Brasile, buona qualità ma attenti alle valutazioni

Rishikesh Patel -

Un tempo il Brasile era considerato un simbolo del potenziale dei mercati emergenti. Tassi di crescita elevati, stabilità politica e una base di consumatori fiduciosi sembravano indicare una nuova era di espansione economica e crescita del benessere.

Il Paese ha attraversato la crisi finanziaria globale relativamente indenne soprattutto grazie ai ridotti tassi di interesse e all’aumento della spesa pubblica, in particolare sotto forma di finanziamenti emessi dalla banca di sviluppo statale. L’arrivo di tempi migliori è coinciso con una forte espansione del ciclo delle materie prime.

In tempi più recenti, dopo aver assistito al collasso del prezzo del petrolio e trovandosi nel mezzo di una profonda crisi politica, sociale ed economica, il Brasile è probabilmente diventato un esempio degli stereotipi negativi spesso associati ai mercati emergenti.

Il Paese è in recessione da due anni, l’economia si è contratta di quasi il 10%, l’inflazione e i tassi di interesse sono a doppia cifra, il deficit di bilancio si sta ampliando (dal 2% al 10%) e il tasso di disoccupazione è intorno al 13%. Se a questo si aggiunge l’instabilità politica dovuta all’impeachment e all’incarcerazione degli ultimi presidenti, oltre al più grande scandalo di corruzione (“Lava Jato” – Operazione “Autolavaggio” – indagine tuttora in corso) nella storia brasiliana che coinvolge la più grande società del paese, molti uomini di affari e politici di tutti i partiti, il quadro è tutt’altro che entusiasmante.

È proprio questo tuttavia sembra essere lo “stile brasiliano”. Michel Temer, salito al potere dopo il rinvio a giudizio di Dilma Rousseff e a sua volta parte di uno scandalo legato alla corruzione, è riuscito a resistere e a mettere in qualche modo sotto controllo l’inflazione, ne è seguita una riduzione dei tassi di interesse. La mossa più significativa di Temer è stata il congelamento della spesa pubblica per i prossimi 20 anni.

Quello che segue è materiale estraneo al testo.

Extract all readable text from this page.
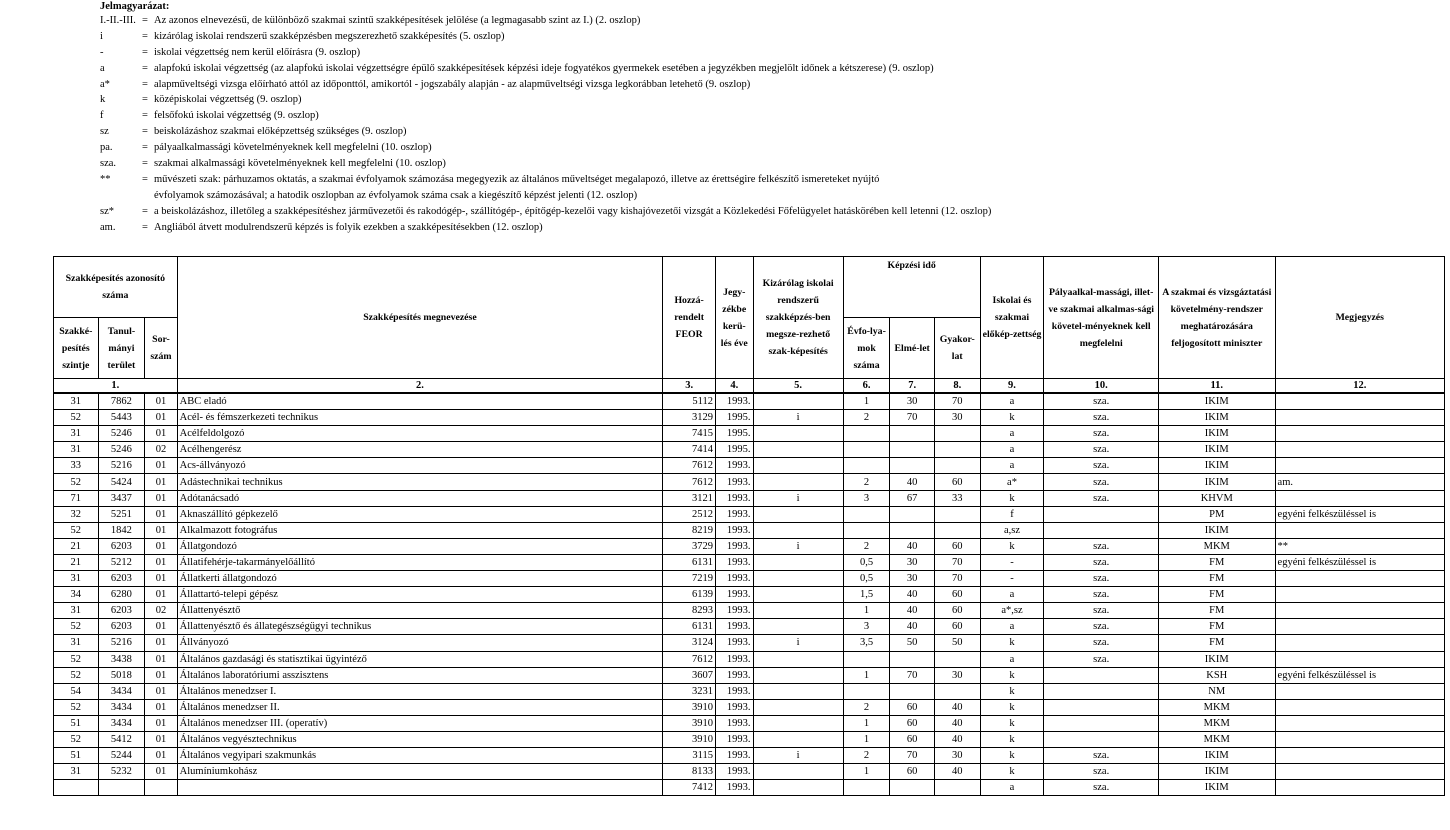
Jelmagyarázat:
I.-II.-III. = Az azonos elnevezésű, de különböző szakmai szintű szakképesítések jelölése (a legmagasabb szint az I.) (2. oszlop)
i	= kizárólag iskolai rendszerű szakképzésben megszerezhető szakképesítés (5. oszlop)
-	= iskolai végzettség nem kerül előírásra (9. oszlop)
a	= alapfokú iskolai végzettség (az alapfokú iskolai végzettségre épülő szakképesítések képzési ideje fogyatékos gyermekek esetében a jegyzékben megjelölt időnek a kétszerese) (9. oszlop)
a*	= alapműveltségi vizsga előírható attól az időponttól, amikortól - jogszabály alapján - az alapműveltségi vizsga legkorábban letehető (9. oszlop)
k	= középiskolai végzettség (9. oszlop)
f	= felsőfokú iskolai végzettség (9. oszlop)
sz	= beiskolázáshoz szakmai előképzettség szükséges (9. oszlop)
pa.	= pályaalkalmassági követelményeknek kell megfelelni (10. oszlop)
sza. = szakmai alkalmassági követelményeknek kell megfelelni (10. oszlop)
**	= művészeti szak: párhuzamos oktatás, a szakmai évfolyamok számozása megegyezik az általános műveltséget megalapozó, illetve az érettségire felkészítő ismereteket nyújtó
évfolyamok számozásával; a hatodik oszlopban az évfolyamok száma csak a kiegészítő képzést jelenti (12. oszlop)
sz*	= a beiskolázáshoz, illetőleg a szakképesítéshez járművezetői és rakodógép-, szállítógép-, építőgép-kezelői vagy kishajóvezetői vizsgát a Közlekedési Főfelügyelet hatáskörében kell letenni (12. oszlop)
am.	= Angliából átvett modulrendszerű képzés is folyik ezekben a szakképesítésekben (12. oszlop)
Szakképesítés azonosító száma			Szakképesítés megnevezése	Hozzá-rendelt FEOR	Jegy-zékbe kerü-lés éve	Kizárólag iskolai rendszerű szakképzés-ben megsze-rezhető szak-képesítés	Képzési idő			Iskolai és szakmai előkép-zettség	Pályaalkal-massági, illet-ve szakmai alkalmas-sági követel-ményeknek kell megfelelni	A szakmai és vizsgáztatási követelmény-rendszer meghatározására feljogosított miniszter	Megjegyzés
Szakké-pesítés szintje	Tanul-mányi terület	Sor-szám					Évfo-lya-mok száma	Elmé-let	Gyakor-lat				
1.			2.	3.	4.	5.	6.	7.	8.	9.	10.	11.	12.
31	7862	01	ABC eladó	5112	1993.		1	30	70	a	sza.	IKIM	
52	5443	01	Acél- és fémszerkezeti technikus	3129	1995.	i	2	70	30	k	sza.	IKIM	
31	5246	01	Acélfeldolgozó	7415	1995.					a	sza.	IKIM	
31	5246	02	Acélhengerész	7414	1995.					a	sza.	IKIM	
33	5216	01	Acs-állványozó	7612	1993.					a	sza.	IKIM	
52	5424	01	Adástechnikai technikus	7612	1993.		2	40	60	a*	sza.	IKIM	am.
71	3437	01	Adótanácsadó	3121	1993.	i	3	67	33	k	sza.	KHVM	
32	5251	01	Aknaszállító gépkezelő	2512	1993.					f		PM	egyéni felkészüléssel is
52	1842	01	Alkalmazott fotográfus	8219	1993.					a,sz		IKIM	
21	6203	01	Állatgondozó	3729	1993.	i	2	40	60	k	sza.	MKM	**
21	5212	01	Állatifehérje-takarmányelőállító	6131	1993.		0,5	30	70	-	sza.	FM	egyéni felkészüléssel is
31	6203	01	Állatkerti állatgondozó	7219	1993.		0,5	30	70	-	sza.	FM	
34	6280	01	Állattartó-telepi gépész	6139	1993.		1,5	40	60	a	sza.	FM	
31	6203	02	Állattenyésztő	8293	1993.		1	40	60	a*,sz	sza.	FM	
52	6203	01	Állattenyésztő és állategészségügyi technikus	6131	1993.		3	40	60	a	sza.	FM	
31	5216	01	Állványozó	3124	1993.	i	3,5	50	50	k	sza.	FM	
52	3438	01	Általános gazdasági és statisztikai ügyintéző	7612	1993.					a	sza.	IKIM	
52	5018	01	Általános laboratóriumi asszisztens	3607	1993.		1	70	30	k		KSH	egyéni felkészüléssel is
54	3434	01	Általános menedzser I.	3231	1993.					k		NM	
52	3434	01	Általános menedzser II.	3910	1993.		2	60	40	k		MKM	
51	3434	01	Általános menedzser III. (operatív)	3910	1993.		1	60	40	k		MKM	
52	5412	01	Általános vegyésztechnikus	3910	1993.		1	60	40	k		MKM	
51	5244	01	Általános vegyipari szakmunkás	3115	1993.	i	2	70	30	k	sza.	IKIM	
31	5232	01	Alumíniumkohász	8133	1993.		1	60	40	k	sza.	IKIM	
				7412	1993.					a	sza.	IKIM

Sicuramente sono segnali incoraggianti, ma sono solo dei piccoli passi in avanti. La riforma più importante, che potrebbe realmente avere un impatto sul debito brasiliano, è relativa al sistema pensionistico. È una riforma molto impegnativa, e l’iter richiederebbe una dirigenza politica forte per arrivare a buon fine. Il Brasile spende di più per le pensioni che per educazione e infrastrutture insieme. La spesa pensionistica conta per un decimo del Pil brasiliano – giustamente eccessiva per un paese con un’età media di 31 anni. Senza una ristrutturazione, le pensioni potrebbero crescere fino ad essere un quinto del PIL.

Le elezioni di ottobre si avvicinano, e questi temi domineranno l’agenda. Attualmente non c’è un candidato in una chiara posizione di vantaggio. L’ex-presidente Lula è avanti nei sondaggi, ma dato che sta scontando una pena di 12 anni in prigione per corruzione, la sua partecipazione è improbabile.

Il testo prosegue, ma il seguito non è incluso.